Tell me about Lori Leigh Designs and your involvement in that business.

(Torline’s wife, Lori) was frustrated because she continually misplaced or lost her earrings. My wife is a speech therapist … but she is an extremely creative individual so … she created what she termed an earring organizer out of materials in the house (using) mesh, balsa wood. … She would show her friends and from time to time they would ask, “Would you make me one?” … She decided she could sell them commercially and hired … a design firm to help transform what was a crafts material product into a commercially viable product. As it started to become more of a business and a user of capital, I got more interested. They developed a prototype and we arranged for manufacturing. We could not find a way to manufacture them close to economically in the United States. We tried. So we literally went to China … and from there she developed sales and distribution. It’s a going business today. She is not an entrepreneur by trade … so I thought she did a tremendous job as an entrepreneur, taking literally a product from idea through commercialization.
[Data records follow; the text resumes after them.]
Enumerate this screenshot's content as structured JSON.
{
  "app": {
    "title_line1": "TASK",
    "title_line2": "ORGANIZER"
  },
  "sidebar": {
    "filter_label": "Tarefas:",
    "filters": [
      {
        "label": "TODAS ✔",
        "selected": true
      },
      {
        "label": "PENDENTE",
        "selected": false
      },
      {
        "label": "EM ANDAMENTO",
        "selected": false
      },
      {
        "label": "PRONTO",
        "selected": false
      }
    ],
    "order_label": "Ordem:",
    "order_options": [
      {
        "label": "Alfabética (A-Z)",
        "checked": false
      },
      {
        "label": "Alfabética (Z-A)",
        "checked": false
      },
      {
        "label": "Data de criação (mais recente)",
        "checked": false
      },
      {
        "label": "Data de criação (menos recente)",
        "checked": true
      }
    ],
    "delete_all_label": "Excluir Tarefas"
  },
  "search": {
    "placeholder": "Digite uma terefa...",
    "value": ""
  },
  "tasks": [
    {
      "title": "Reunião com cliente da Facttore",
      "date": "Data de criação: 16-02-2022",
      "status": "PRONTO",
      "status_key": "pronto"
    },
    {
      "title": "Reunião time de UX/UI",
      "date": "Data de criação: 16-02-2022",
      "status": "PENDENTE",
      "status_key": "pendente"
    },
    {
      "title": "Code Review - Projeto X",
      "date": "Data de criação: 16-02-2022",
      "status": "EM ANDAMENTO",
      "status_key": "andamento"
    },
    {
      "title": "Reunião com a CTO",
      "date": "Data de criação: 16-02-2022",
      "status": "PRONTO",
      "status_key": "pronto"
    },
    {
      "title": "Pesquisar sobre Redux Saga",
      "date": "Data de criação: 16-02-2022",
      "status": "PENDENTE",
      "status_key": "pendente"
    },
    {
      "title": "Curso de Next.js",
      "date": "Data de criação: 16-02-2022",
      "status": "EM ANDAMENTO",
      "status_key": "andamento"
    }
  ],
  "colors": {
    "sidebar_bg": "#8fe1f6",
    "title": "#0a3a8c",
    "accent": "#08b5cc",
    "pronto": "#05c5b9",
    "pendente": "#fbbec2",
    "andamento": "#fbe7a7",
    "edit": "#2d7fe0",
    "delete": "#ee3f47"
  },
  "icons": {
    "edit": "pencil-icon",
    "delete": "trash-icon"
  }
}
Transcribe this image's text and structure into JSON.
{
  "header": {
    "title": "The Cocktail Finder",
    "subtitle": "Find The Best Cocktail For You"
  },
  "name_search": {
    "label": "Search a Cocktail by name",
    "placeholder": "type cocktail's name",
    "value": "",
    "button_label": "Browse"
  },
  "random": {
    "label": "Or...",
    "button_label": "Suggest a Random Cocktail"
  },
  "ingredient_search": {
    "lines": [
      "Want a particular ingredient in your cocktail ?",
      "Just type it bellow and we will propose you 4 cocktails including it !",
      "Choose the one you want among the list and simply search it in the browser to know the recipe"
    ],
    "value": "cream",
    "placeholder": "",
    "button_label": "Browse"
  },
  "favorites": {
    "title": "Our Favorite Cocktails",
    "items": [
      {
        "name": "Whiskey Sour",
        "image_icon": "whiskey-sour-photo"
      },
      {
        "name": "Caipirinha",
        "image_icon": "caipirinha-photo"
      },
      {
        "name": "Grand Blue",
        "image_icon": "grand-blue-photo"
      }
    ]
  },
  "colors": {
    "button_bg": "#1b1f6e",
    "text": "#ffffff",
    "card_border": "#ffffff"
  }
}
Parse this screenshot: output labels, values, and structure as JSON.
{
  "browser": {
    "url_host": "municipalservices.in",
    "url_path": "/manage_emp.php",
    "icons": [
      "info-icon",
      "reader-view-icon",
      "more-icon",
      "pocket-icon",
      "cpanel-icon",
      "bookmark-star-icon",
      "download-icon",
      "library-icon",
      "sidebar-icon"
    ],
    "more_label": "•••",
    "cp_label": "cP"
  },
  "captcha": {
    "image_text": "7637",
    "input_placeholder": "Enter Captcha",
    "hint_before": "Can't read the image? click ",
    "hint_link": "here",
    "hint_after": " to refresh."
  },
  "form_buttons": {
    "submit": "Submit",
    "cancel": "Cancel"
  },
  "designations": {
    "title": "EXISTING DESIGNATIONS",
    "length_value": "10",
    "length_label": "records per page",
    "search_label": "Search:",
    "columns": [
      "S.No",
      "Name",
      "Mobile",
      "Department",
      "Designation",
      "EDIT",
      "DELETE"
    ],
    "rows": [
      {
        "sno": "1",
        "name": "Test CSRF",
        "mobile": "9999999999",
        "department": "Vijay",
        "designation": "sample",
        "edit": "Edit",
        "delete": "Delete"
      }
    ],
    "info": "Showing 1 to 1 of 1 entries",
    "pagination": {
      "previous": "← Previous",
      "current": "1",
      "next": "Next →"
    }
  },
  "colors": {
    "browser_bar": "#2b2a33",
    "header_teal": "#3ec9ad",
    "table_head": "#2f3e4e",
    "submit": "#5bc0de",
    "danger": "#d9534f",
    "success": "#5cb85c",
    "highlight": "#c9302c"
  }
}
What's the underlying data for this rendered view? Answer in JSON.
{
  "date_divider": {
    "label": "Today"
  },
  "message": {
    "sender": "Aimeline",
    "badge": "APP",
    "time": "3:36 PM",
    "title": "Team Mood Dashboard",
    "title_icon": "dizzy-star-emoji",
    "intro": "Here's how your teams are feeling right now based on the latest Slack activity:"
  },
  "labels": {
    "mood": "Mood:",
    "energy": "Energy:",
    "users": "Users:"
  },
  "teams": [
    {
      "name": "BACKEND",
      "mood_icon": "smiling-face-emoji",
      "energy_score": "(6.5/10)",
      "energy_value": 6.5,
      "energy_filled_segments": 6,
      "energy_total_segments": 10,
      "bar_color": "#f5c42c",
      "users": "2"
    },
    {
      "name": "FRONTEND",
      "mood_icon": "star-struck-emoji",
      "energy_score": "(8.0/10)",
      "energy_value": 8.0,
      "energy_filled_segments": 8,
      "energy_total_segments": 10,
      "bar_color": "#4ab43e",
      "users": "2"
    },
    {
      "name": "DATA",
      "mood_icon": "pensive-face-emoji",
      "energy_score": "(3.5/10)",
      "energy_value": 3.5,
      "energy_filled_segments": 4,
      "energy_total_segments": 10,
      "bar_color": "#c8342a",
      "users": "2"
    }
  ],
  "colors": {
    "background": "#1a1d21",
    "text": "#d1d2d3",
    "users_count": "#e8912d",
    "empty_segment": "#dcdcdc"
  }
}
Why did you continue to serve WSU while living in California through your time on the national advisory council and the WSU Foundation’s investment committee?

I was always brought up to make sure you give back. The university always held a soft spot for me. My parents never went to college, but from the day I remember it they told me, “You will go to college.” I was the first in my family to go to college and I wouldn’t say I necessarily knew why I was in college when I got here. But I knew why I was in college when I got out because of a number of different people here. So I felt like I grew up while I was here. And it helped me focus a lot on what I wanted to do in life. So I always felt like I owed the university a lot. That just helped strengthen the connection (to WSU). You have to make sure when people help you in life that you give back.